In some circumstances, you can avoid paying taxes on the interest received from savings bonds if those funds are used for qualifying educational expenses. The TreasuryDirect website explains how you can use bonds to pay for higher education.

Redeeming savings bonds before maturity

Series I and Series EE bonds mature after 30 years. That doesn’t mean you have to wait until the maturity date to redeem them, though. However, if you don’t meet certain criteria, you could face early withdrawal penalties.

You have to hold either type of savings bond for at least one year. After that first year, you can cash them in. But if you do so before five years from the date of issuance, you will have to forfeit the last three months of interest accrued. Bondholders who’ve held savings bonds for at least five years can redeem them without penalty.

What is a savings bond FAQs

How long does it take for savings bonds to mature?

Both Series I and Series EE savings bonds have 30-year maturities. Bondholders can redeem them before their maturity dates, though, as long as they've held them for at least one year.
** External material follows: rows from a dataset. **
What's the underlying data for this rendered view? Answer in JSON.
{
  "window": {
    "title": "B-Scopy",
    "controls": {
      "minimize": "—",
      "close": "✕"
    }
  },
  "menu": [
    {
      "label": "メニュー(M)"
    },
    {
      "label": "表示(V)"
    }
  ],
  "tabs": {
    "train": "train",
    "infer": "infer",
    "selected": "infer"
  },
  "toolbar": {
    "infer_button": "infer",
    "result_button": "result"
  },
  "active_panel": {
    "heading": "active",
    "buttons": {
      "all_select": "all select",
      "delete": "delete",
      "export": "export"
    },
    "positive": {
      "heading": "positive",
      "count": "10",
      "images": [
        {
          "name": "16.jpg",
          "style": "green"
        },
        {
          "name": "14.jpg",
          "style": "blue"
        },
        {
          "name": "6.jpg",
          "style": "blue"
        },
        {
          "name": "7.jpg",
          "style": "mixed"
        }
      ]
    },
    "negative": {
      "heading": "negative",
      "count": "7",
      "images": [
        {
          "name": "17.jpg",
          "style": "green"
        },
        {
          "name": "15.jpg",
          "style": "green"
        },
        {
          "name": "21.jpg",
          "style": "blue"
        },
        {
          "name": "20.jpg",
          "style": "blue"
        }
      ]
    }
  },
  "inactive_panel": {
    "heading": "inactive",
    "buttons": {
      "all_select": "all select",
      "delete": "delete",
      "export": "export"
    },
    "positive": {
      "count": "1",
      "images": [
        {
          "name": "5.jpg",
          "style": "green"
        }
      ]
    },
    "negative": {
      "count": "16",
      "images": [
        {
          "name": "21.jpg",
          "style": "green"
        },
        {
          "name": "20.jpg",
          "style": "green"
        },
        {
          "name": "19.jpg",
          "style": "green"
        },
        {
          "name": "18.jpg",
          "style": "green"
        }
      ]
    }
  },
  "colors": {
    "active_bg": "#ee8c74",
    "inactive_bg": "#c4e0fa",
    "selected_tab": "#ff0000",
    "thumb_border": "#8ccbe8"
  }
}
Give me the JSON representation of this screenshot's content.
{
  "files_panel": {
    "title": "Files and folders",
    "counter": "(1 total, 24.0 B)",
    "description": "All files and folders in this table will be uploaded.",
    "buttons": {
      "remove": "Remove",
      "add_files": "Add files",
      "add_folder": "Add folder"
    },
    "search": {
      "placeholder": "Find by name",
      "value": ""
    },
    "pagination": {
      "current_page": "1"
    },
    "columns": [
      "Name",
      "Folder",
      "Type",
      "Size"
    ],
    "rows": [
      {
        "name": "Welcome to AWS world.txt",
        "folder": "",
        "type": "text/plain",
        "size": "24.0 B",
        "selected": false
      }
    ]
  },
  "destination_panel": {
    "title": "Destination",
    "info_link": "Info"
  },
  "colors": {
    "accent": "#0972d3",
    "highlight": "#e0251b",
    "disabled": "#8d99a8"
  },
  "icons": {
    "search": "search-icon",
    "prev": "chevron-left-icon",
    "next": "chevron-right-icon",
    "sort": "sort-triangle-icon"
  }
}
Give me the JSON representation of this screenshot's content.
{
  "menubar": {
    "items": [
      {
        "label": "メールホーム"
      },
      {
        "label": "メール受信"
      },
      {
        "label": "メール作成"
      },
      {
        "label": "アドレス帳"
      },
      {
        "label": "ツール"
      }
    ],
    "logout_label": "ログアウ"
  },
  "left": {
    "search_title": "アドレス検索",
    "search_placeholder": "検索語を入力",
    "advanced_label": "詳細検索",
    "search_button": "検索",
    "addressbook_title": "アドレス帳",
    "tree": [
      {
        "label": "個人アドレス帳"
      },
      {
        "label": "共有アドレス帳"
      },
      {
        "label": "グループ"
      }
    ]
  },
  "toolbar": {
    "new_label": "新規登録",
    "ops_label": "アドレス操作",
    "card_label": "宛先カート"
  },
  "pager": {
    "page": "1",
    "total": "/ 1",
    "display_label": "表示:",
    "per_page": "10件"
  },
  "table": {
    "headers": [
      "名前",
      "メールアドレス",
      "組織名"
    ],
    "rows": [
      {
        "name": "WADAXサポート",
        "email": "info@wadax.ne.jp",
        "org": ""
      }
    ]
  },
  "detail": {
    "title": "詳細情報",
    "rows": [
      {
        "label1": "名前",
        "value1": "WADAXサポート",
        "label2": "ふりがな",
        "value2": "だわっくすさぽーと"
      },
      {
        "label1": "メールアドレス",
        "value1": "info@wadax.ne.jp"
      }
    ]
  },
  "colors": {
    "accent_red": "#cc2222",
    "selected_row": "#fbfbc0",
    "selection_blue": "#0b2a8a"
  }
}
Early withdrawal penalties are not assessed for savings bonds held for a minimum of five years.

Do savings bonds have variable interest rates?

Series I bonds have both a composite rate, which is fixed, and a variable rate, which is adjusted every six months to reflect the latest CPI reading. Series EE bonds have a fixed interest rate for the first 20 years. After that, the rate can be adjusted for the remaining 10 years before maturity.

Are savings bonds taxed as income?

Only the interest gained on savings bonds is considered income by the IRS. Therefore, any interest accrued is subject to federal income tax, but not state or local income taxes. In some instances, using the interest for qualified education expenses can reduce or eliminate your tax liability.

Summary of Money's How to Cash in a Savings Bond

Savings bonds are a type of debt security offered by the U.S. Department of the Treasury that pays investors interest over the course of 30 years. Because they are backed by the full faith and credit of the U.S. government, they are considered low-risk investments that can diversify your portfolio and help you achieve your personal finance goals.

The Treasury Department currently offers two types of U.S. savings bonds: Series I and Series EE bonds. These bonds can be redeemed at any time after the first year, though bonds cashed in before five years are subject to early withdrawal penalties. These savings bonds can be redeemed in one of three ways: online via TreasuryDirect, at financial institutions or through the mail. After cashing in your savings bonds, the interest received is considered taxable income by the IRS.